Nitekim Peygamber Efendimiz, "Müjdeleyin, nefret ettirmeyin; kolaylaştırın, zorlaştırmayın!" buyurmuşlardır. O hâlde, oruç tutması hâlinde sıkıntıya düşebilecek olanlar için bir kolaylık mutlaka vardır. Nitekim Peygamber Efendimiz bu konuda, "Hasta, çocuğuna zarar gelmesinden korkan hamile kadın, oruca gücü yetmeyen ihtiyar, oruç tutarsa öleceğinden korkan çok zayıf kimse oruç tutmaz" şeklinde kolaylığı göstermiştir.

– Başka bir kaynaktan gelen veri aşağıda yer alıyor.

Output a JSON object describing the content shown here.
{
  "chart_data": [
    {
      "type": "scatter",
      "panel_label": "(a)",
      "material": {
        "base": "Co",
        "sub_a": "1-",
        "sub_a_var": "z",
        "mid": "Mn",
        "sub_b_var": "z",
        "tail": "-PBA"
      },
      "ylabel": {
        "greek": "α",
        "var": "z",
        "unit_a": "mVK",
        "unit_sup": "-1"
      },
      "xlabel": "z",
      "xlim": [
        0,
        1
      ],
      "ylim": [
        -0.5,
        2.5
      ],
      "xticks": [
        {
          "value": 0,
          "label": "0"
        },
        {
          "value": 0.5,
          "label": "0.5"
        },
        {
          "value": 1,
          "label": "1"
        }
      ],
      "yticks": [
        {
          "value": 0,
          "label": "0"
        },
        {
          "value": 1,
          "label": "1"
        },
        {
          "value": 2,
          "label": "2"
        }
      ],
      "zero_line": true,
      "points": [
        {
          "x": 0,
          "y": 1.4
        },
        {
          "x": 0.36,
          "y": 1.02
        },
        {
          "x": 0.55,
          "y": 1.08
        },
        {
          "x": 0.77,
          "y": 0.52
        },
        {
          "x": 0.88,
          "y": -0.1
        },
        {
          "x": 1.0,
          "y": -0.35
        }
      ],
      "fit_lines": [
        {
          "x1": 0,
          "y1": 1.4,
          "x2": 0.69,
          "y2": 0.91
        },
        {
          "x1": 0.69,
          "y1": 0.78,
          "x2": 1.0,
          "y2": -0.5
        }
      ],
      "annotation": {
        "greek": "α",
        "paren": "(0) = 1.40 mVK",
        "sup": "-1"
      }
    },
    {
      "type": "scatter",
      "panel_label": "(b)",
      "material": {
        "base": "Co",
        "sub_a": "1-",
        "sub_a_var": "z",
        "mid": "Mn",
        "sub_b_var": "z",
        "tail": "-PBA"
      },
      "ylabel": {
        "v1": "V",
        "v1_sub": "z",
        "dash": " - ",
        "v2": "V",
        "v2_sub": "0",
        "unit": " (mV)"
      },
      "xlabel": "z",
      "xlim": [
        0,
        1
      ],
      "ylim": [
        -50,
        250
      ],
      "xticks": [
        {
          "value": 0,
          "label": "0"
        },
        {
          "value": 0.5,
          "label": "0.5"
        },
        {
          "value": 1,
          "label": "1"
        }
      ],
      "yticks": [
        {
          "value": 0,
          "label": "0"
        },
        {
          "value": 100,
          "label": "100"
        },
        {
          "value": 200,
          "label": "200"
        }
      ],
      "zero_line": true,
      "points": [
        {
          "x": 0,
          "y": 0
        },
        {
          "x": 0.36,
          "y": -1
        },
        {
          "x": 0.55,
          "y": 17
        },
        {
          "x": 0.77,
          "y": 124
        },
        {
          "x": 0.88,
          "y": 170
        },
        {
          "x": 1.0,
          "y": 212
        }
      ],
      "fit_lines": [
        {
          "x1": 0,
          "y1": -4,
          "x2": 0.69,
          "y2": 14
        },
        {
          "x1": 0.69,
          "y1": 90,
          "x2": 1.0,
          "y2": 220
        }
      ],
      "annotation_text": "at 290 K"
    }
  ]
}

O'nun gösterdiği bu kolaylık apaçık ortadayken, biraz da cehalet ve çokbilmişlik duygularıyla hareket edenlerin sözlerine kulak asmamak lazımdır.

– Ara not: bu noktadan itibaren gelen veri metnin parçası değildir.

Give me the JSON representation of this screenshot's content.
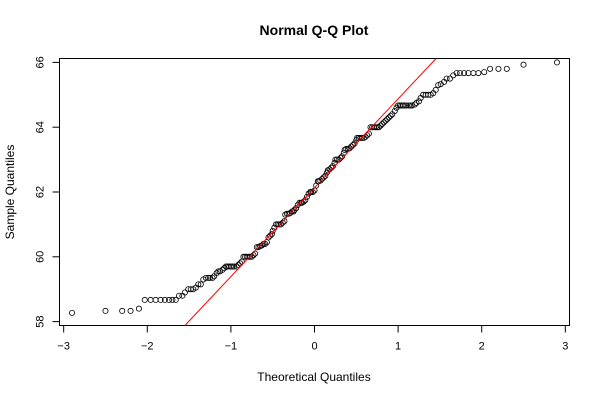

Bu hadisin ışığında ramazan ayında oruç tutmamak, bebeğin sağlığı için daha faydalı olacağından, orucu ertelemekte hiçbir sakınca bulunmamaktadır. Hatta, bebeğe zararlı olacağı açık ise oruç tutmamak değil, tutmak Allah katında günah kabul edilebilir. Bebeği sağlıklı bir şekilde dünyaya getirip lohusalık dönemini atlattıktan sonra, annenin ve emzikli bebeğinin sağlığını etkilemeyecek bir zaman aralığında tutulmamış gün sayısı kadar orucu kaza edebilirsiniz.
SADAKA VERMEK
Özellikle ramazan aylarında yardımlaşma ve dayanışma artınca, biraz da konulara yabancı olanlarımız tarafından merak edilen bir husus vardır:
Sadaka kime verilir, kime verilmez
Elbette bu konu önemlidir ve bilinmesi gerekir. Ancak belki de bundan önce bilinmesi gereken şey, sadakanın kime verilip kime verilmeyeceğinden ziyade, sadaka verirken insanın içindeki niyet ve samimiyettir. Gösteriş uğruna, bin bir şatafat ve tantanayla yapılan büyük bir yardım kişiye fayda sağlamayacağı gibi, bazen bir insanın diğerine içten gülümsemesi, ona sınırsız sevap kazandırabilir. Burada ölçü, ihlas, samimiyet ve niyettir, Allah rızası için vermektir. Bazen niyet, verilen bir kömür parçasını değeri ölçülemeyecek elmas hükmünde kılabilir.